Are you patching the eye based on your eye doctor's recommendation? If so, trust that he knows what he is doing. It WILL be blurry when you patch it because the vision in the lazy eye never developed. Your brain tuned out the affected eye because it cannot process two separate images at the same time. So the brain automatically tunes the vision in the worse eye out. So until your brain begins to pay attention to your bad eye, it will be blurry.
Generally, amblyopia must be caught and treated at a much younger age than 17 in order to be the most affective. That's not to say that you won't have some success with patching the good eye now, but the success rate goes down the older you are. It is generally crucial to catch it at a very young age, before the age or 6 or 7 usually, before the brain has totally tuned out the lazy eye and it can be re-trained. The older the patient is, the more damage is done and the harder it is to get results. Its not totally impossible to have success at your age, but understand that patching now is not a 100% guarantee that it is going to correct the problem.

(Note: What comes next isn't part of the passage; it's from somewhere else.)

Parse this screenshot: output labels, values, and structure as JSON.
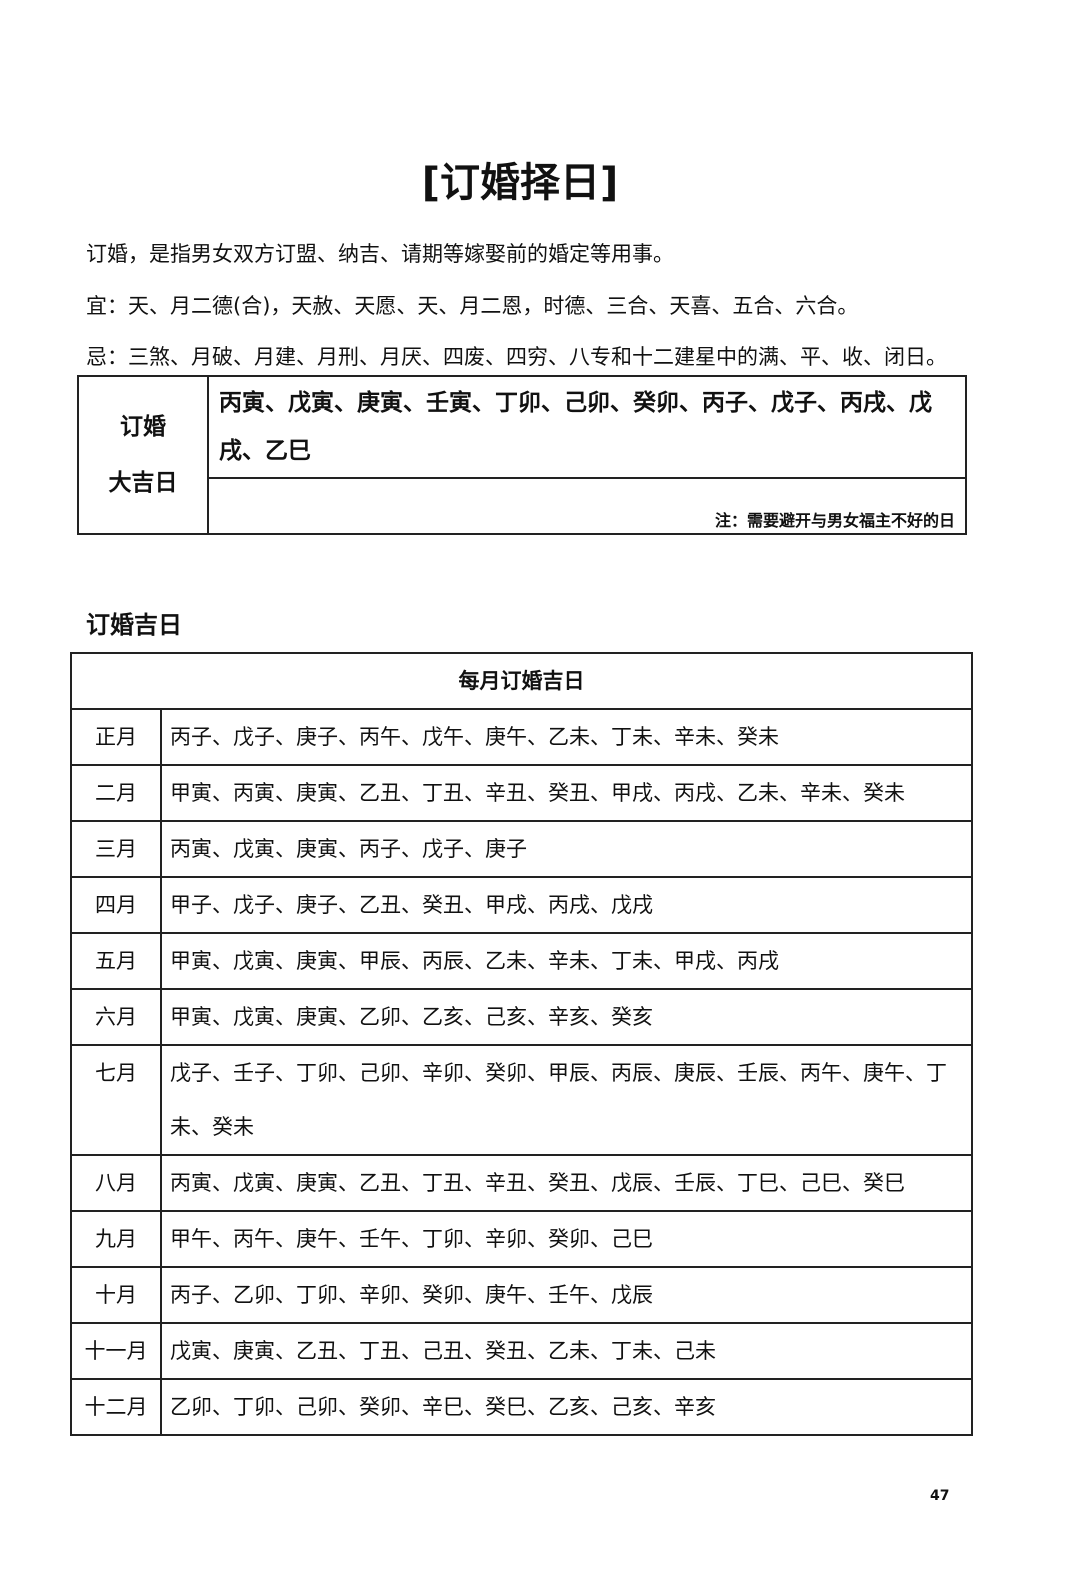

If you are just patching your eye on your own and you are currently not under the care of an eye doctor, I would not proceed with self-treatment until you've been to your eye doctor. Amblyopia can be caused by a strong uncorrected refractive error, it can be caused by strabismus, or it can be some of each. Strabismus is a misalignment of the eyes and it will cause the brain to ignore one eye. Strabismus can be surgically corrected to even out the pull of the muscles in the eye to keep them straight. If strabismus is what caused your amblyopia, then patching your good eye won't do a whole lot for you, because your eyes are not focusing evenly on objects to begin with.